Each dream has a starting place, the string end to follow through tangled real life. I’m taking a few strands at a time. One actively, while the others lay fallow. Doorknobs, architectural salvage and building print outs for the house. Language tapes and a coin jar. A friend’s promise to teach what she knows about native plants in the spring. Boxes and boxes of clippings and letters.

So dream your dreams. Build on your dreams with the bits and pieces you’ll need to reach them. Don’t give up. Even the process is worth it. It’s all worth it.

Thursday, January 13, 2011

Time

Time like an ever flowing stream bears all it’s sons away, it flies forgotten as a dream, dies at the opening day.

While sitting around the dining table recently, we discussed the relative nature of time. You know, how summer vacation weeks go so quickly, and school weeks drag on. I proposed time actually does move differently for different people and situations. You see, the theory of relativity is just that. We don’t really know if there is an objective conversion point where stuff becomes energy if it moves fast enough. So time may actually be influenced by our perception of it.
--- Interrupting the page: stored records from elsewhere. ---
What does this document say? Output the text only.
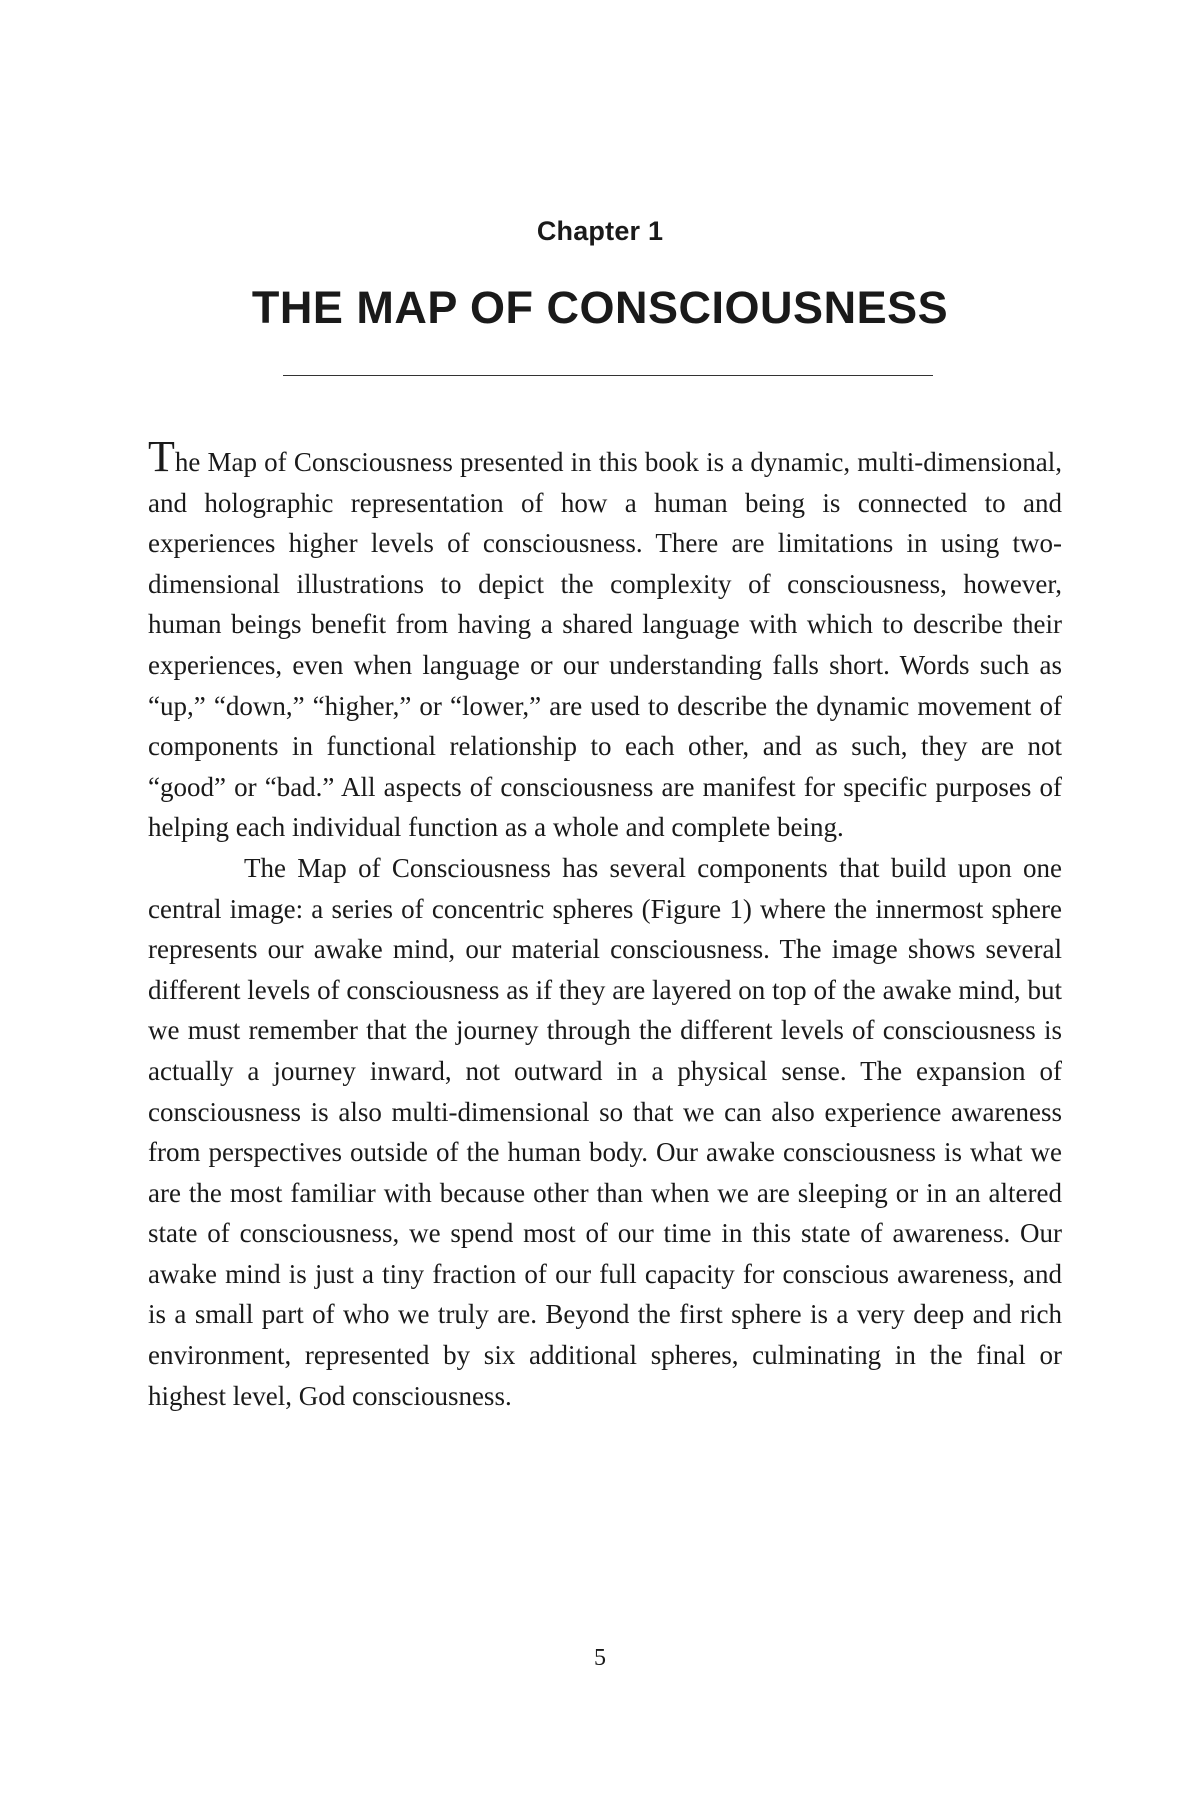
Chapter 1
THE MAP OF CONSCIOUSNESS

The Map of Consciousness presented in this book is a dynamic, multi-dimensional, and holographic representation of how a human being is connected to and experiences higher levels of consciousness. There are limitations in using two-dimensional illustrations to depict the complexity of consciousness, however, human beings benefit from having a shared language with which to describe their experiences, even when language or our understanding falls short. Words such as “up,” “down,” “higher,” or “lower,” are used to describe the dynamic movement of components in functional relationship to each other, and as such, they are not “good” or “bad.” All aspects of consciousness are manifest for specific purposes of helping each individual function as a whole and complete being.

The Map of Consciousness has several components that build upon one central image: a series of concentric spheres (Figure 1) where the innermost sphere represents our awake mind, our material consciousness. The image shows several different levels of consciousness as if they are layered on top of the awake mind, but we must remember that the journey through the different levels of consciousness is actually a journey inward, not outward in a physical sense. The expansion of consciousness is also multi-dimensional so that we can also experience awareness from perspectives outside of the human body. Our awake consciousness is what we are the most familiar with because other than when we are sleeping or in an altered state of consciousness, we spend most of our time in this state of awareness. Our awake mind is just a tiny fraction of our full capacity for conscious awareness, and is a small part of who we truly are. Beyond the first sphere is a very deep and rich environment, represented by six additional spheres, culminating in the final or highest level, God consciousness.

5
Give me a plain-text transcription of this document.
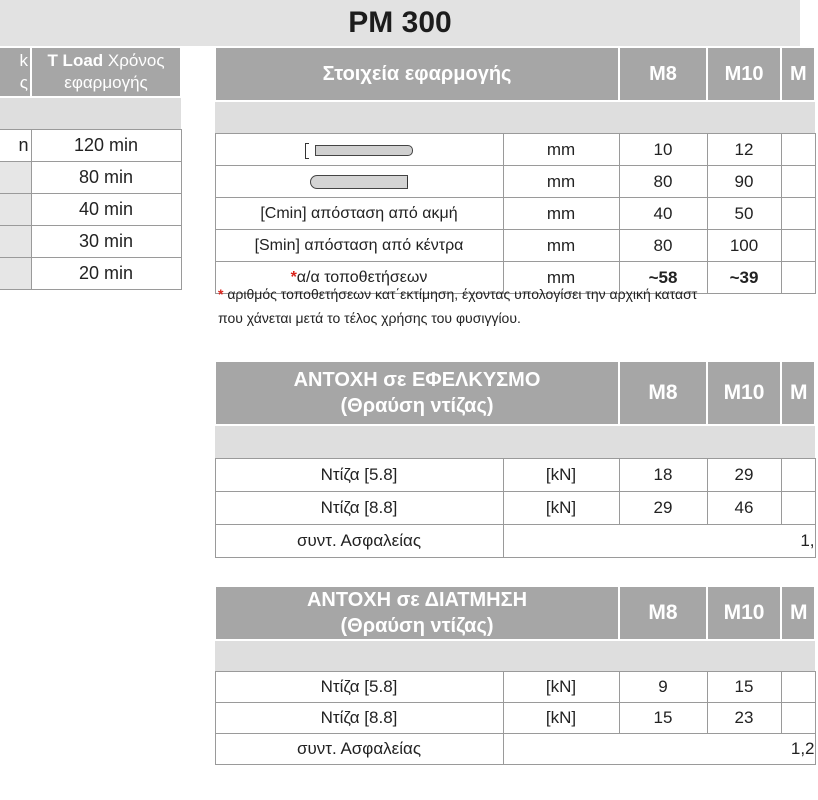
PM 300
k
ς	T Load Χρόνος
εφαρμογής

n	120 min
	80 min
	40 min
	30 min
	20 min
Στοιχεία εφαρμογής		M8	M10	M

	mm	10	12	

	mm	80	90	
[Cmin] απόσταση από ακμή	mm	40	50	
[Smin] απόσταση από κέντρα	mm	80	100	
*α/α τοποθετήσεων	mm	~58	~39	
* αριθμός τοποθετήσεων κατ΄εκτίμηση, έχοντας υπολογίσει την αρχική καταστ
που χάνεται μετά το τέλος χρήσης του φυσιγγίου.
ΑΝΤΟΧΗ σε ΕΦΕΛΚΥΣΜΟ
(Θραύση ντίζας)		M8	M10	M

Ντίζα [5.8]	[kN]	18	29	
Ντίζα [8.8]	[kN]	29	46	
συντ. Ασφαλείας	1,			
ΑΝΤΟΧΗ σε ΔΙΑΤΜΗΣΗ
(Θραύση ντίζας)		M8	M10	M

Ντίζα [5.8]	[kN]	9	15	
Ντίζα [8.8]	[kN]	15	23	
συντ. Ασφαλείας	1,2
The week before Christmas actually is longer for the child itching to rip off wrapping paper, than for the parent scrambling to get every thing done. And while the school day seems interminable for the kid in school, it’s not near long enough for the mom to squeeze in all her errands.

With that phrase, Isaac decided I had gone off my nut.
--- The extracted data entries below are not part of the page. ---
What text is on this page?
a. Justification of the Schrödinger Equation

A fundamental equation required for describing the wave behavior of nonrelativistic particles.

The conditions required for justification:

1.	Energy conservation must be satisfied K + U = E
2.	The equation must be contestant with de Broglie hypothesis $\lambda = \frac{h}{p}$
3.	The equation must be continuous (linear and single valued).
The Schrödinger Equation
Think about it, time imposes parameters beyond our perceptions. God made time, it’s His creature, just like a rock or person. And will, like all things, be disposed of in the end. It does move on within our realm. So it’s like this. God controls time and time controls us. We can’t stop it, it’s relentless, and so we must use it wisely as we would any limited commodity.

I’ve decided to finally buckle down and write about my dad. Why? To extend his artistic influence a tad longer, and transfer a bit of him onto our kids and their cousins. Secondly, at this time, because my resources are diminishing. Mom’s mind is failing, dad’s colleagues are growing older, and printed materials are disappearing.
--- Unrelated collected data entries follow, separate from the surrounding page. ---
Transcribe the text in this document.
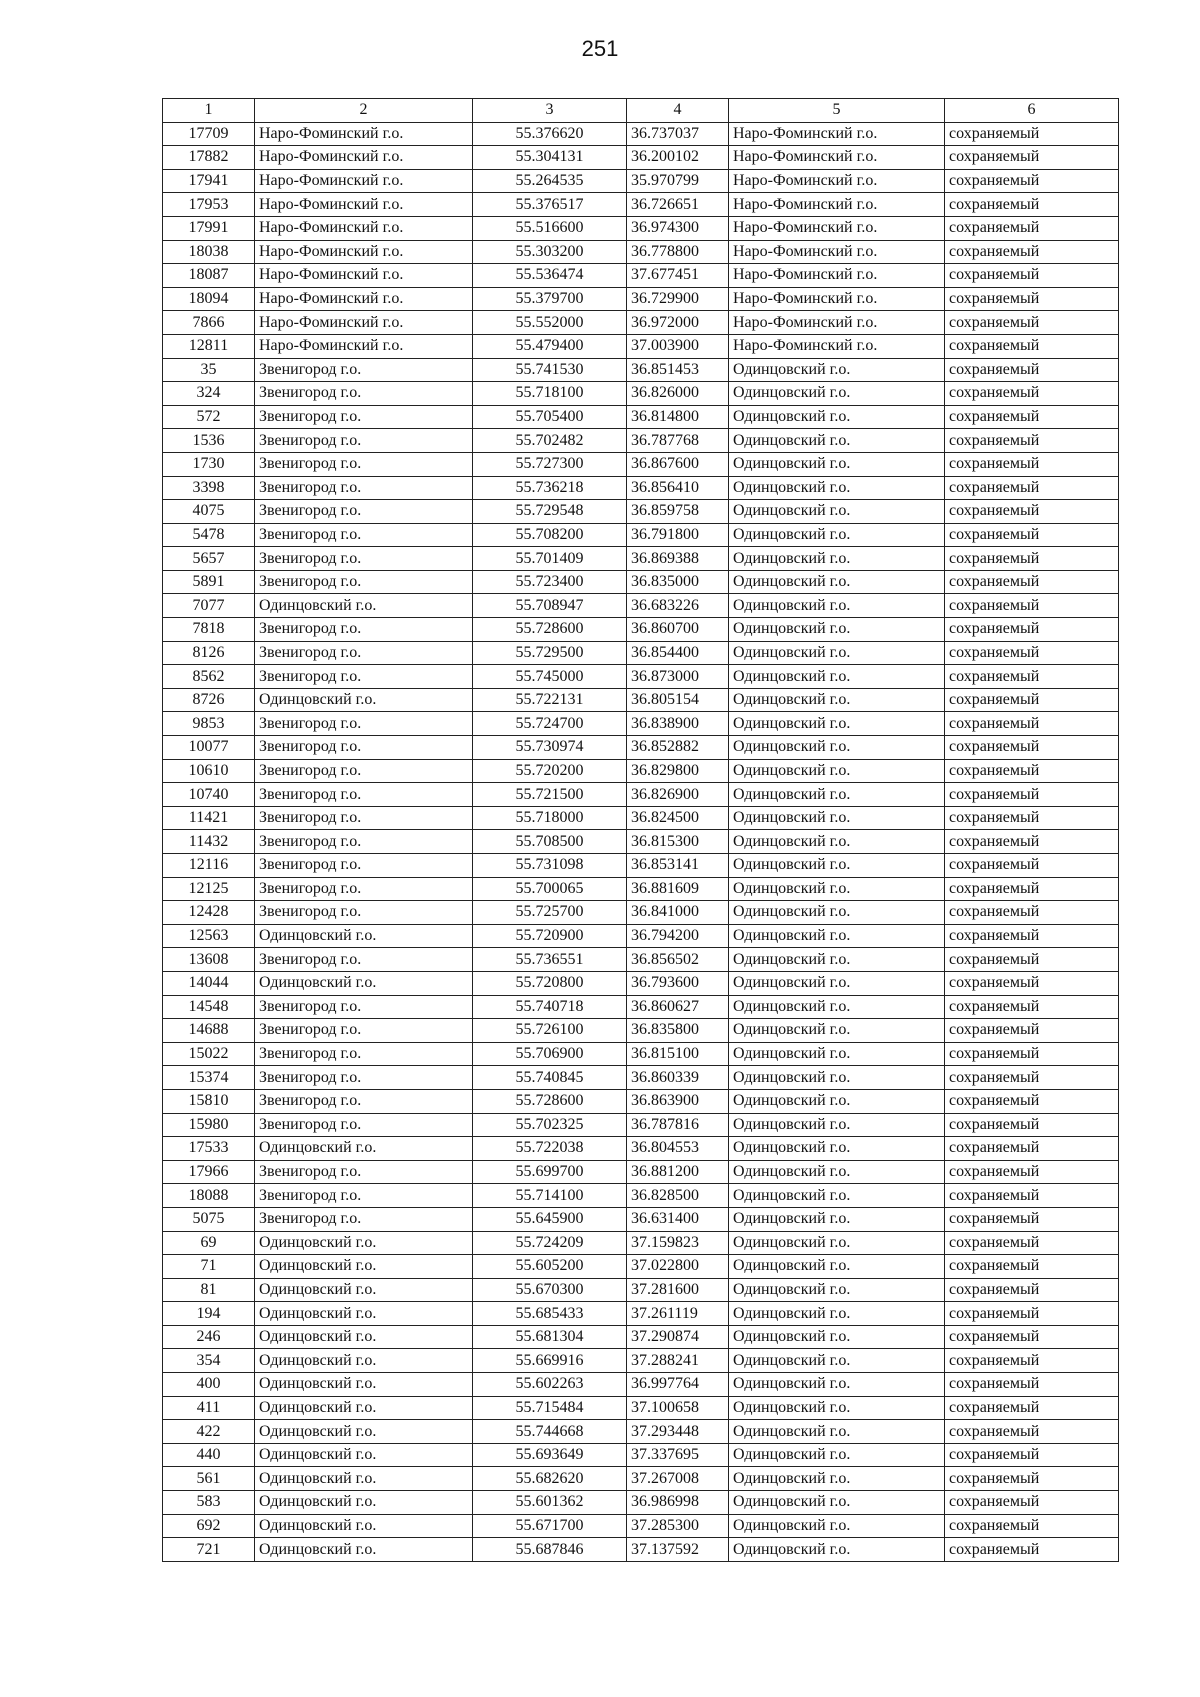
251
1	2	3	4	5	6
17709	Наро-Фоминский г.о.	55.376620	36.737037	Наро-Фоминский г.о.	сохраняемый
17882	Наро-Фоминский г.о.	55.304131	36.200102	Наро-Фоминский г.о.	сохраняемый
17941	Наро-Фоминский г.о.	55.264535	35.970799	Наро-Фоминский г.о.	сохраняемый
17953	Наро-Фоминский г.о.	55.376517	36.726651	Наро-Фоминский г.о.	сохраняемый
17991	Наро-Фоминский г.о.	55.516600	36.974300	Наро-Фоминский г.о.	сохраняемый
18038	Наро-Фоминский г.о.	55.303200	36.778800	Наро-Фоминский г.о.	сохраняемый
18087	Наро-Фоминский г.о.	55.536474	37.677451	Наро-Фоминский г.о.	сохраняемый
18094	Наро-Фоминский г.о.	55.379700	36.729900	Наро-Фоминский г.о.	сохраняемый
7866	Наро-Фоминский г.о.	55.552000	36.972000	Наро-Фоминский г.о.	сохраняемый
12811	Наро-Фоминский г.о.	55.479400	37.003900	Наро-Фоминский г.о.	сохраняемый
35	Звенигород г.о.	55.741530	36.851453	Одинцовский г.о.	сохраняемый
324	Звенигород г.о.	55.718100	36.826000	Одинцовский г.о.	сохраняемый
572	Звенигород г.о.	55.705400	36.814800	Одинцовский г.о.	сохраняемый
1536	Звенигород г.о.	55.702482	36.787768	Одинцовский г.о.	сохраняемый
1730	Звенигород г.о.	55.727300	36.867600	Одинцовский г.о.	сохраняемый
3398	Звенигород г.о.	55.736218	36.856410	Одинцовский г.о.	сохраняемый
4075	Звенигород г.о.	55.729548	36.859758	Одинцовский г.о.	сохраняемый
5478	Звенигород г.о.	55.708200	36.791800	Одинцовский г.о.	сохраняемый
5657	Звенигород г.о.	55.701409	36.869388	Одинцовский г.о.	сохраняемый
5891	Звенигород г.о.	55.723400	36.835000	Одинцовский г.о.	сохраняемый
7077	Одинцовский г.о.	55.708947	36.683226	Одинцовский г.о.	сохраняемый
7818	Звенигород г.о.	55.728600	36.860700	Одинцовский г.о.	сохраняемый
8126	Звенигород г.о.	55.729500	36.854400	Одинцовский г.о.	сохраняемый
8562	Звенигород г.о.	55.745000	36.873000	Одинцовский г.о.	сохраняемый
8726	Одинцовский г.о.	55.722131	36.805154	Одинцовский г.о.	сохраняемый
9853	Звенигород г.о.	55.724700	36.838900	Одинцовский г.о.	сохраняемый
10077	Звенигород г.о.	55.730974	36.852882	Одинцовский г.о.	сохраняемый
10610	Звенигород г.о.	55.720200	36.829800	Одинцовский г.о.	сохраняемый
10740	Звенигород г.о.	55.721500	36.826900	Одинцовский г.о.	сохраняемый
11421	Звенигород г.о.	55.718000	36.824500	Одинцовский г.о.	сохраняемый
11432	Звенигород г.о.	55.708500	36.815300	Одинцовский г.о.	сохраняемый
12116	Звенигород г.о.	55.731098	36.853141	Одинцовский г.о.	сохраняемый
12125	Звенигород г.о.	55.700065	36.881609	Одинцовский г.о.	сохраняемый
12428	Звенигород г.о.	55.725700	36.841000	Одинцовский г.о.	сохраняемый
12563	Одинцовский г.о.	55.720900	36.794200	Одинцовский г.о.	сохраняемый
13608	Звенигород г.о.	55.736551	36.856502	Одинцовский г.о.	сохраняемый
14044	Одинцовский г.о.	55.720800	36.793600	Одинцовский г.о.	сохраняемый
14548	Звенигород г.о.	55.740718	36.860627	Одинцовский г.о.	сохраняемый
14688	Звенигород г.о.	55.726100	36.835800	Одинцовский г.о.	сохраняемый
15022	Звенигород г.о.	55.706900	36.815100	Одинцовский г.о.	сохраняемый
15374	Звенигород г.о.	55.740845	36.860339	Одинцовский г.о.	сохраняемый
15810	Звенигород г.о.	55.728600	36.863900	Одинцовский г.о.	сохраняемый
15980	Звенигород г.о.	55.702325	36.787816	Одинцовский г.о.	сохраняемый
17533	Одинцовский г.о.	55.722038	36.804553	Одинцовский г.о.	сохраняемый
17966	Звенигород г.о.	55.699700	36.881200	Одинцовский г.о.	сохраняемый
18088	Звенигород г.о.	55.714100	36.828500	Одинцовский г.о.	сохраняемый
5075	Звенигород г.о.	55.645900	36.631400	Одинцовский г.о.	сохраняемый
69	Одинцовский г.о.	55.724209	37.159823	Одинцовский г.о.	сохраняемый
71	Одинцовский г.о.	55.605200	37.022800	Одинцовский г.о.	сохраняемый
81	Одинцовский г.о.	55.670300	37.281600	Одинцовский г.о.	сохраняемый
194	Одинцовский г.о.	55.685433	37.261119	Одинцовский г.о.	сохраняемый
246	Одинцовский г.о.	55.681304	37.290874	Одинцовский г.о.	сохраняемый
354	Одинцовский г.о.	55.669916	37.288241	Одинцовский г.о.	сохраняемый
400	Одинцовский г.о.	55.602263	36.997764	Одинцовский г.о.	сохраняемый
411	Одинцовский г.о.	55.715484	37.100658	Одинцовский г.о.	сохраняемый
422	Одинцовский г.о.	55.744668	37.293448	Одинцовский г.о.	сохраняемый
440	Одинцовский г.о.	55.693649	37.337695	Одинцовский г.о.	сохраняемый
561	Одинцовский г.о.	55.682620	37.267008	Одинцовский г.о.	сохраняемый
583	Одинцовский г.о.	55.601362	36.986998	Одинцовский г.о.	сохраняемый
692	Одинцовский г.о.	55.671700	37.285300	Одинцовский г.о.	сохраняемый
721	Одинцовский г.о.	55.687846	37.137592	Одинцовский г.о.	сохраняемый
If you visited our house today, you’d see eleven book boxes in the living room, dragged down from the attic. Art books, catalogs, and papers in piles, computer printouts neatly laid out on the radiator, and two pages of actual rough draft. The task at hand is to accurately condense a man into words and photos on a page. I’ll keep you posted how it works out.

Saturday, January 8, 2011

Passive Budgeting

You don't get rich by what you earn. You get rich by what you don't spend.
- Henry Ford

When you think of Henry Ford you think of his Model T, the first mass produced car. By using an assembly line he was able to produce a good product in less time and thus make it affordable for the masses. He further streamlined the process by offering “any color as long as it’s black”. What you may not know is he specified the dimensions for crates his mechanical parts were shipped to the factory in. So instead of cutting more wood for the floor boards, he just took apart the boxes and used them in the car.

A lady wrote to Dollar Stretcher describing how she tracks her non-spending on a white board in her living room. If she comes home and makes supper instead of buying take out, she calculates the difference and writes down what she saved that day. She should show some impressive results by year end.

One mom had her kids clip coupons and compare prices on goods on her shopping list. They were given the difference. You can bet they scrutinized the Sunday papers and kept the coupon box in order.

Granted, it’s easier to make a budget and spend up to it, than keep track of what’s not spent. But the second is more encouraging. So think about what you don’t spend. It may give you just the boost you need.